In the intervention group there was an initial fall in HbA1c with intensive control, but thereafter the HbA1c also rose despite treatment with metformin, sulphonylureas or insulin2,3. Intensive treatment with insulin or a sulphonylurea reduced median HbA1c from 6.9 per cent to 6.1 per cent after one year of the study, but this subsequently increased to 7.1 per cent over the next five years.

Hypoglycaemia limited any further increases in treatment that were contemplated. Similarly, HbA1c fell from 6.9 per cent to 6.4 per cent after one year in obese patients treated intensively with metformin, but increased to 7.4 per cent in the next five years4.

Thus, only 50 per cent of patients on monotherapy with sulphonylurea could achieve HbA1c below 7 per cent by three years after randomisation, and this declined to 24 per cent by nine years5.

In the group of overweight patients receiving metformin, less than half (44 per cent) could achieve HbA1c below 7 per cent by three years, and this reduced to 18 per cent by nine years. In the UKPDS this necessitated the early introduction of combination therapy, which offered better glucose control over the subsequent years than monotherapy6.

Standards of the diabetes NSF

The NSF indicates that optimising the control of blood glucose and reducing cardiovascular risk factors will lead to improved outcomes7. In particular, improving blood glucose control reduces the risk of developing microvascular complications of diabetes, and may reduce the risk of people with diabetes developing cardiovascular disease.
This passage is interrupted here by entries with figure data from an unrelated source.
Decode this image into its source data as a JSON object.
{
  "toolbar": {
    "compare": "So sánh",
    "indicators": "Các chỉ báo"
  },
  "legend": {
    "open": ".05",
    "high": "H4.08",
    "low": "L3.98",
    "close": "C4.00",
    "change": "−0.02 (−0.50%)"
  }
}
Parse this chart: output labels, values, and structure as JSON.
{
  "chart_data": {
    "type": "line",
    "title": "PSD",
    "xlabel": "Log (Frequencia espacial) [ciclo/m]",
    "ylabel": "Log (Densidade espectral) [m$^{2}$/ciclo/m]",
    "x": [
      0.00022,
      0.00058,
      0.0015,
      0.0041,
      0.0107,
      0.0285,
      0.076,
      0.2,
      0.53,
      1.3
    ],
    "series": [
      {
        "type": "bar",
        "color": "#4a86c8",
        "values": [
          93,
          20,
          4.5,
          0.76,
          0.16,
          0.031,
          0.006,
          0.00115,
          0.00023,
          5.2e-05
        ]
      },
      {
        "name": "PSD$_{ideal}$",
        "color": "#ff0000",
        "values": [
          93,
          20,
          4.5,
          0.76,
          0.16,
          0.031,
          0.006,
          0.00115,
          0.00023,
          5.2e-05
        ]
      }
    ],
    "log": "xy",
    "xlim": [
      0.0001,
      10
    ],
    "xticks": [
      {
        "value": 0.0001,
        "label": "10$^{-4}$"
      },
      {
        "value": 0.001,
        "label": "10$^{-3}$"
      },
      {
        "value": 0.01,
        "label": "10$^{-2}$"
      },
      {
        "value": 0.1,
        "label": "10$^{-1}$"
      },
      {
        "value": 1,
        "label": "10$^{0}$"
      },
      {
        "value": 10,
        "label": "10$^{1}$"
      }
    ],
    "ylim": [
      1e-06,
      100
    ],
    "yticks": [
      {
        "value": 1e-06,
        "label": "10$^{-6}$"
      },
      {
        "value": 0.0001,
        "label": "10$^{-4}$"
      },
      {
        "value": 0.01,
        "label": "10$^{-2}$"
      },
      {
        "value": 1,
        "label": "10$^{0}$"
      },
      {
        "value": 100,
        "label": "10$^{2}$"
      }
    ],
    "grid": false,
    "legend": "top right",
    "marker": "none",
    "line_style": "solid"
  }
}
This will require the early introduction of oral hypoglycaemic agents with a target HbA1c of less than 7 per cent. For overweight patients, and also in patients who are not overweight, the drug of first choice based on the results of UKPDS is metformin. Unfortunately, three-quarters of patients on oral hypoglycaemic therapy in the UK do not have good glycaemic contro · 8. There is therefore an urgent need for early combination therapy, and for additional therapy to tackle other cardiovascular risk factors, including therapy with hypotensive agents, statins, ACE inhibitors and anti-platelet agents.
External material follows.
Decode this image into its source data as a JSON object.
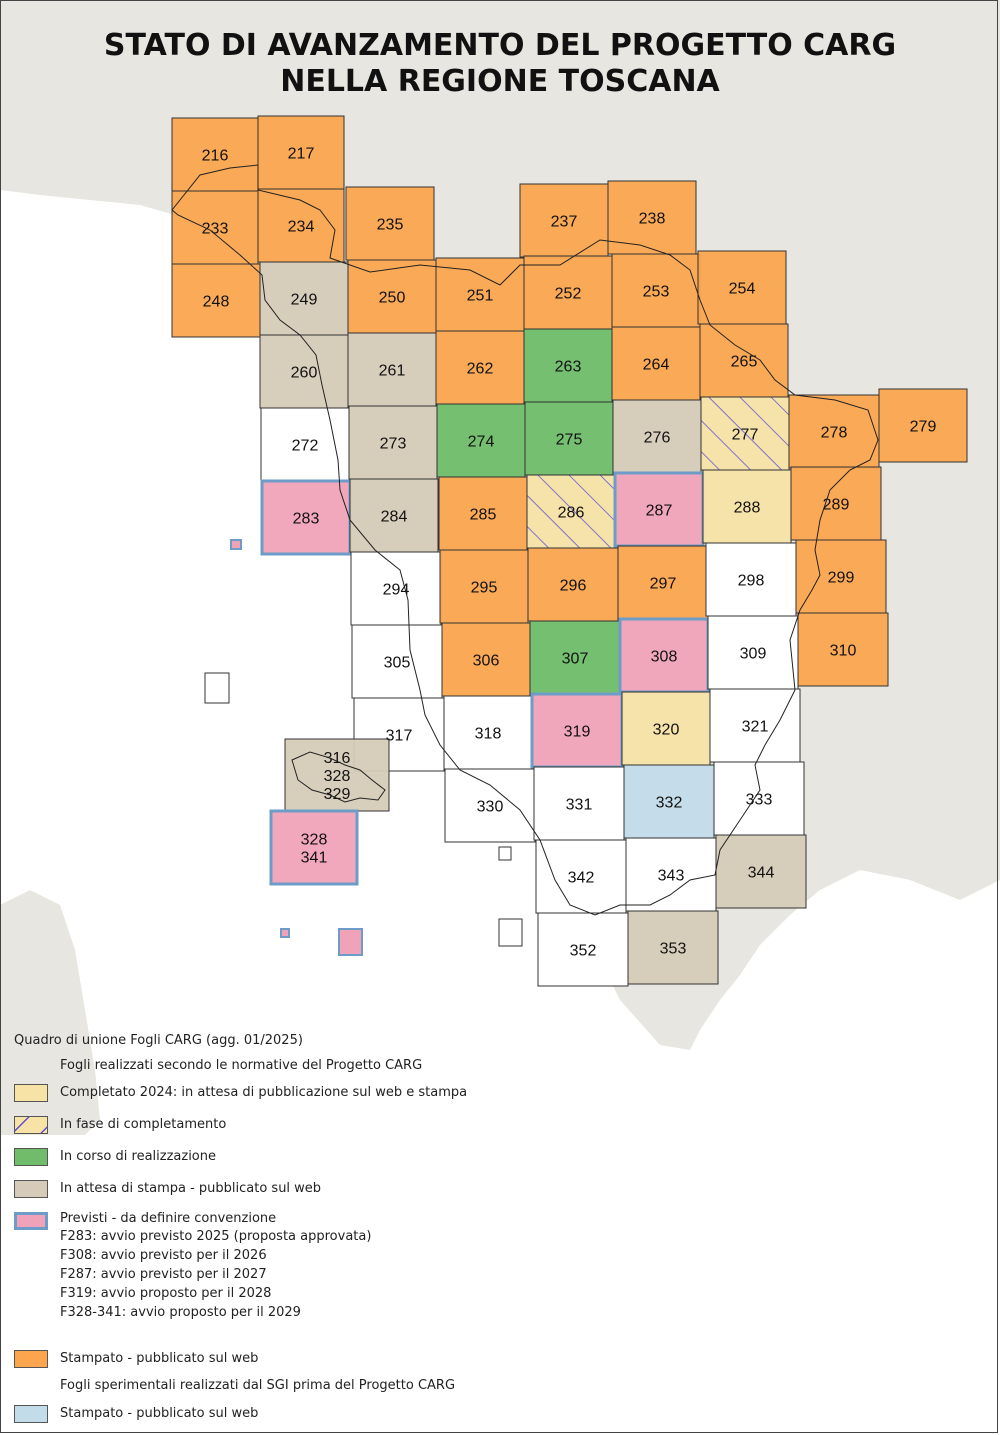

Until recently the second-line agent for overweight patients was sulphonylureas, with potential side-effects of hypoglycaemia and weight gain. The insulin sensitisers (glitazones) offer a suitable alternative for early combination therapy. Recent studies have demonstrated that insulin sensitisers improve several conventional and novel cardiovascular risk factors, including reductions in blood pressure, micralbuminuria and C-reactive protein, with increases in HDL cholesterol.

What does the

future hold?

Several studies with cardiovascular endpoints are currently under way using newer treatments for hyperglycaemia, including the glitazones, to see if improvements in insulin sensitivity may improve outcomes in type 2 diabetes, and the results of these studies will be available in the next few years.